Participei durante quatro exaustivos dias dos “Diálogos para o Desenvolvimento Sustentável”, evento oficial da Rio+20, que aconteceu no Riocentro entre os dias 16 e 19 de junho. Na plenária estavam cerca de dois mil representantes da sociedade civil, eu fui um deles. Os textos apresentados, já formatados, sem possibilidade real de mudanças, nos eram apesentados para que utopicamente escolhêssemos as prioridades. De cada tema eram apresentadas dez recomendações, das quais deveríamos votar em três. Que legal! Pensei vibrante. Era a democracia na prática. Balela. Tudo já estava decidido. Nós votávamos e não escolhíamos nada.
Temas importantes como resíduos sólidos, padrões de consumo e descarte de resíduos, educação ambiental, coleta seletiva e a própria reciclagem, temas que de minha perspectiva de gestor ambiental, representam os grandes males e respectivas soluções para os problemas da vida moderna.
O que não faltou mesmo foram propostas para criar comissões e realizar novas conferências. Num mundo onde, quem não quer resolver nada, monta comissão ou faz reunião, é um prato cheio. O Brasil que o diga, com tantas CPIs que acabam em pizza, feijoada, rabada aos banhos de cachoeira e pagas com mensalão.
A tão esperada conferência foi na verdade uma aparente oportunidade para que chefes de estado pudessem, oficialmente, se reunirem e fazerem turismo pela segura, ao menos nestes dias, Cidade Maravilhosa.
Na madrugada do dia 19, direta das redes sociais, vinham as notícias que os cabeças do evento, estavam reunidos, as 2 horas daquela madrugada fria carioca com um texto pronto. O que não havia sido feito em 20 longos anos, ficou pronto numa madrugada.
“Fracasso de lideranças” e “insípido” foram algumas das classificações apresentadas ao final da Conferência, que para mim, fracassou antes mesmo de começar. Fracassou quando não permitiu a participação mais ampla da sociedade na construção do texto base da Rio+20. Quando não possibilitou diálogos que garantissem o valor do voto da sociedade civil. O que se ouvia dos moderadores era que essa ou aquela recomendação já estava aprovada. Por quem? Quando? Como?

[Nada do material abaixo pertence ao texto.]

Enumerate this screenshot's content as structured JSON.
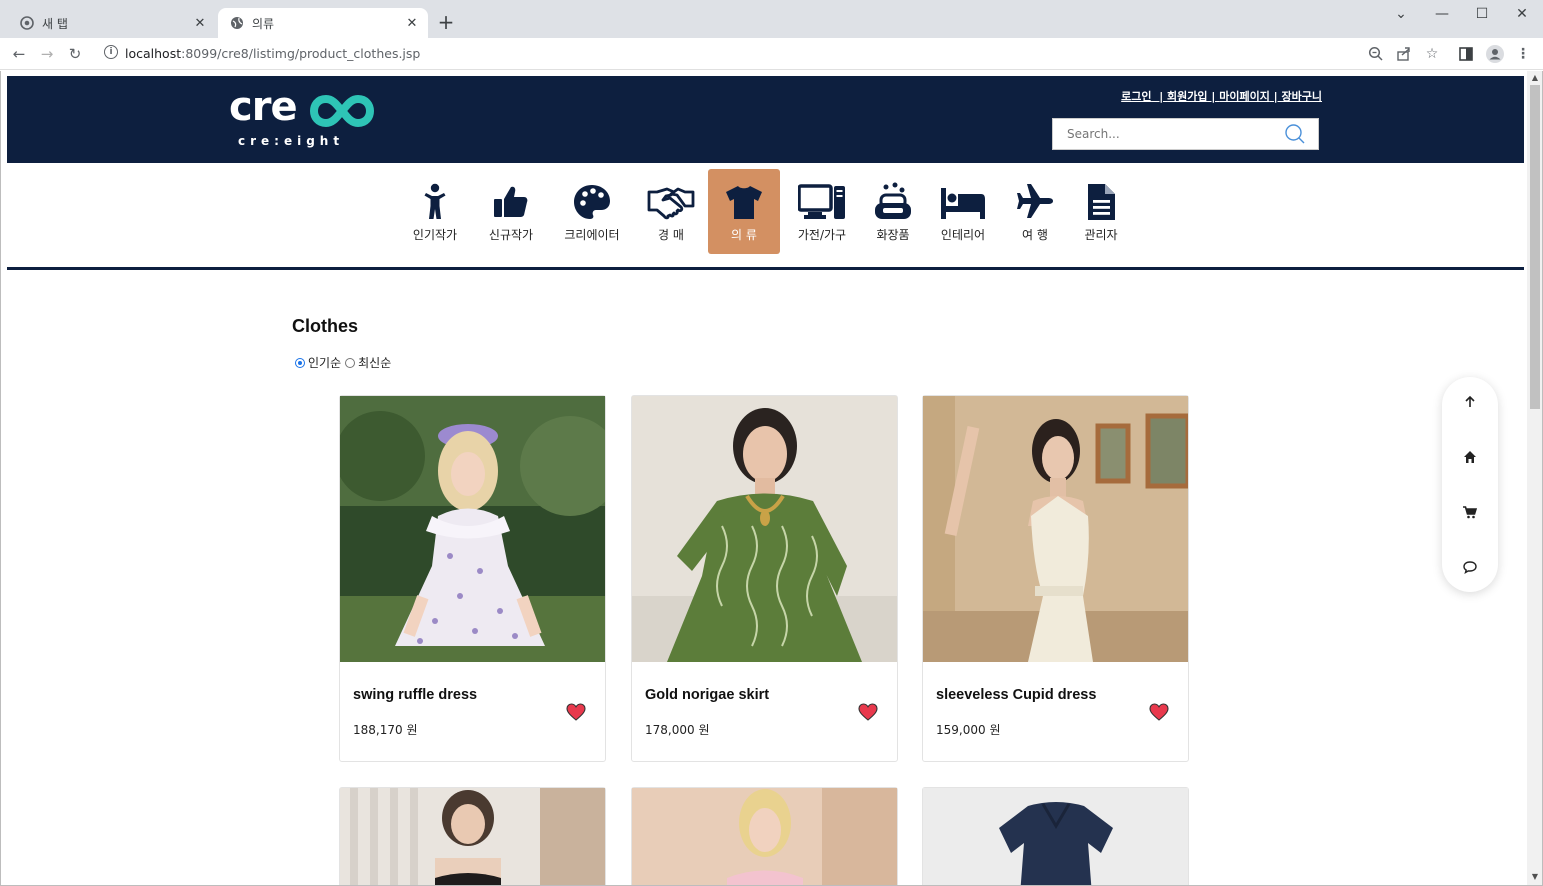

Um mistério que ninguém viu.
Para este gestor ambiental, ambientalista convicto e que muitas vezes é rotulado de eco-chato, que vos escreve, a frase que melhor resumiu a Rio+20 foi a do vice-premiê britânico, Nick Clegg, quando disse que: “Este é um daqueles momentos únicos em uma geração, quando o mundo precisa de visão, compromisso e, acima de tudo, liderança. Tristemente, o documento atual é um fracasso de liderança”.

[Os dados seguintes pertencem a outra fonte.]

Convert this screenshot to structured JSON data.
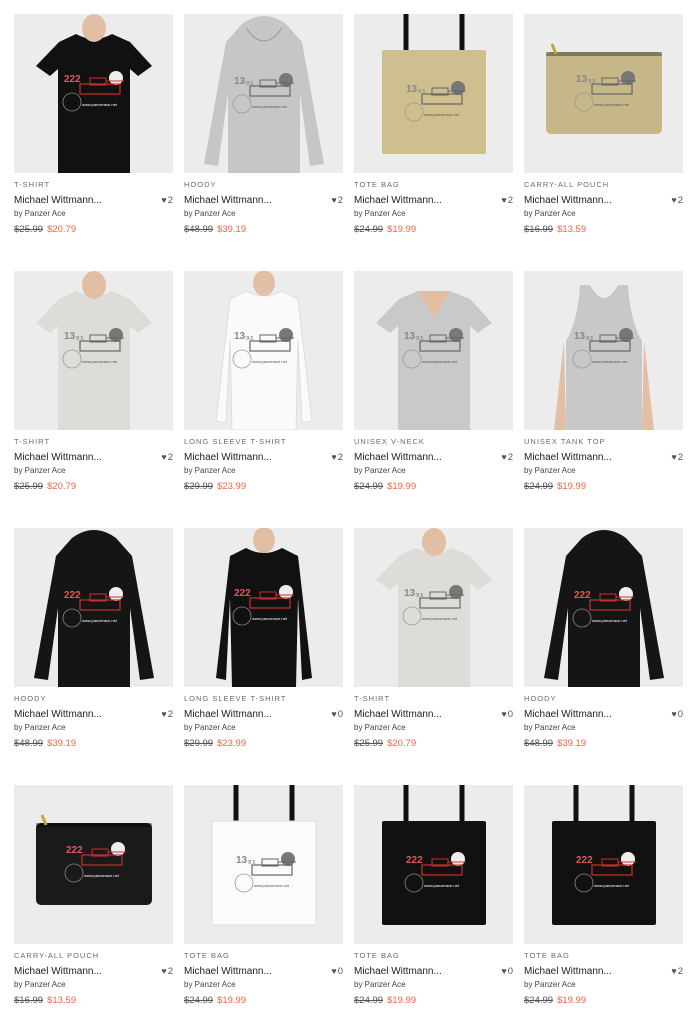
{
  "products": [
    {
      "category": "T-SHIRT",
      "title": "Michael Wittmann...",
      "artist": "by Panzer Ace",
      "likes": "2",
      "old_price": "$25.99",
      "new_price": "$20.79",
      "icon": "tshirt-black-icon"
    },
    {
      "category": "HOODY",
      "title": "Michael Wittmann...",
      "artist": "by Panzer Ace",
      "likes": "2",
      "old_price": "$48.99",
      "new_price": "$39.19",
      "icon": "hoody-grey-back-icon"
    },
    {
      "category": "TOTE BAG",
      "title": "Michael Wittmann...",
      "artist": "by Panzer Ace",
      "likes": "2",
      "old_price": "$24.99",
      "new_price": "$19.99",
      "icon": "tote-bag-khaki-icon"
    },
    {
      "category": "CARRY-ALL POUCH",
      "title": "Michael Wittmann...",
      "artist": "by Panzer Ace",
      "likes": "2",
      "old_price": "$16.99",
      "new_price": "$13.59",
      "icon": "pouch-khaki-icon"
    },
    {
      "category": "T-SHIRT",
      "title": "Michael Wittmann...",
      "artist": "by Panzer Ace",
      "likes": "2",
      "old_price": "$25.99",
      "new_price": "$20.79",
      "icon": "tshirt-light-icon"
    },
    {
      "category": "LONG SLEEVE T-SHIRT",
      "title": "Michael Wittmann...",
      "artist": "by Panzer Ace",
      "likes": "2",
      "old_price": "$29.99",
      "new_price": "$23.99",
      "icon": "longsleeve-white-icon"
    },
    {
      "category": "UNISEX V-NECK",
      "title": "Michael Wittmann...",
      "artist": "by Panzer Ace",
      "likes": "2",
      "old_price": "$24.99",
      "new_price": "$19.99",
      "icon": "vneck-grey-icon"
    },
    {
      "category": "UNISEX TANK TOP",
      "title": "Michael Wittmann...",
      "artist": "by Panzer Ace",
      "likes": "2",
      "old_price": "$24.99",
      "new_price": "$19.99",
      "icon": "tanktop-grey-icon"
    },
    {
      "category": "HOODY",
      "title": "Michael Wittmann...",
      "artist": "by Panzer Ace",
      "likes": "2",
      "old_price": "$48.99",
      "new_price": "$39.19",
      "icon": "hoody-black-icon"
    },
    {
      "category": "LONG SLEEVE T-SHIRT",
      "title": "Michael Wittmann...",
      "artist": "by Panzer Ace",
      "likes": "0",
      "old_price": "$29.99",
      "new_price": "$23.99",
      "icon": "longsleeve-black-icon"
    },
    {
      "category": "T-SHIRT",
      "title": "Michael Wittmann...",
      "artist": "by Panzer Ace",
      "likes": "0",
      "old_price": "$25.99",
      "new_price": "$20.79",
      "icon": "tshirt-light-icon"
    },
    {
      "category": "HOODY",
      "title": "Michael Wittmann...",
      "artist": "by Panzer Ace",
      "likes": "0",
      "old_price": "$48.99",
      "new_price": "$39.19",
      "icon": "hoody-black-icon"
    },
    {
      "category": "CARRY-ALL POUCH",
      "title": "Michael Wittmann...",
      "artist": "by Panzer Ace",
      "likes": "2",
      "old_price": "$16.99",
      "new_price": "$13.59",
      "icon": "pouch-black-icon"
    },
    {
      "category": "TOTE BAG",
      "title": "Michael Wittmann...",
      "artist": "by Panzer Ace",
      "likes": "0",
      "old_price": "$24.99",
      "new_price": "$19.99",
      "icon": "tote-bag-white-icon"
    },
    {
      "category": "TOTE BAG",
      "title": "Michael Wittmann...",
      "artist": "by Panzer Ace",
      "likes": "0",
      "old_price": "$24.99",
      "new_price": "$19.99",
      "icon": "tote-bag-black-icon"
    },
    {
      "category": "TOTE BAG",
      "title": "Michael Wittmann...",
      "artist": "by Panzer Ace",
      "likes": "2",
      "old_price": "$24.99",
      "new_price": "$19.99",
      "icon": "tote-bag-black-icon"
    }
  ],
  "heart_glyph": "♥",
  "colors": {
    "sale_price": "#f06445",
    "product_bg": "#ececec"
  }
}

Bom mesmo estava lá no Aterro do Flamengo. Com os jovens cantando, os índios dançando e os povos em sua cúpula vendo tudo passar sem se dar conta que nada vai mudar. Uma multidão de pessoas que buscaram entender a história da humanidade, mensurar a sua pegada ecológica ou somente ver os belos trabalhos apresentados no Forte de Copacabana. Tudo passou e nada ficou. Talvez belas fotos. Boas lembranças. Mas e o meio ambiente? Esse deixa que vamos discutir na Rio+40.

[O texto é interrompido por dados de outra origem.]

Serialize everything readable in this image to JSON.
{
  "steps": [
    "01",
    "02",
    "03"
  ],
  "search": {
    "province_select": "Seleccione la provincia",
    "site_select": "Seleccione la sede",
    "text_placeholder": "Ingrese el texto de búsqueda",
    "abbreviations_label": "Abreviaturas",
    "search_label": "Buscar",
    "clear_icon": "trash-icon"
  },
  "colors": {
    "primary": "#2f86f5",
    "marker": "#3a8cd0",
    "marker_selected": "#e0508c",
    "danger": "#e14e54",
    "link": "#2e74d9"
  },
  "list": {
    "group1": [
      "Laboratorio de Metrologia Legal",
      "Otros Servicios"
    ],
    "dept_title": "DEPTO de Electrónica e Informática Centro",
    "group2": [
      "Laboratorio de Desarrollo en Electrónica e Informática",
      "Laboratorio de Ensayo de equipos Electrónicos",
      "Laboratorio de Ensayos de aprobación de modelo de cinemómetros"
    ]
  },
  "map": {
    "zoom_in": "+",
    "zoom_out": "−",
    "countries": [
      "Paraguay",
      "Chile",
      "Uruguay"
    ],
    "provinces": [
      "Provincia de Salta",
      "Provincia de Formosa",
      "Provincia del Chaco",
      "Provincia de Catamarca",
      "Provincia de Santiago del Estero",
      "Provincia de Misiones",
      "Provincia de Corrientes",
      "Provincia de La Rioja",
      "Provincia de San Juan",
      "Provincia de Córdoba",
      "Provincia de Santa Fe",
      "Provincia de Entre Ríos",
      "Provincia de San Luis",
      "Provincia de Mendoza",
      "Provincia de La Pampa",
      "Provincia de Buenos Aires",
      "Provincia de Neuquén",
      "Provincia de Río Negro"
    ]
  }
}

Então foi isso que vi, ou melhor, o que não consegui ver durante a Rio+20. Se me perguntarem: Como assim? Empossar-me-ia, mesmo que temporariamente, das palavras de um sábio nordestino, nascido das ideias de Ariano Suassuna e eternizado na obra O Auto da Compadecida, o Chicó, e responderia: "Não sei, só sei que foi assim".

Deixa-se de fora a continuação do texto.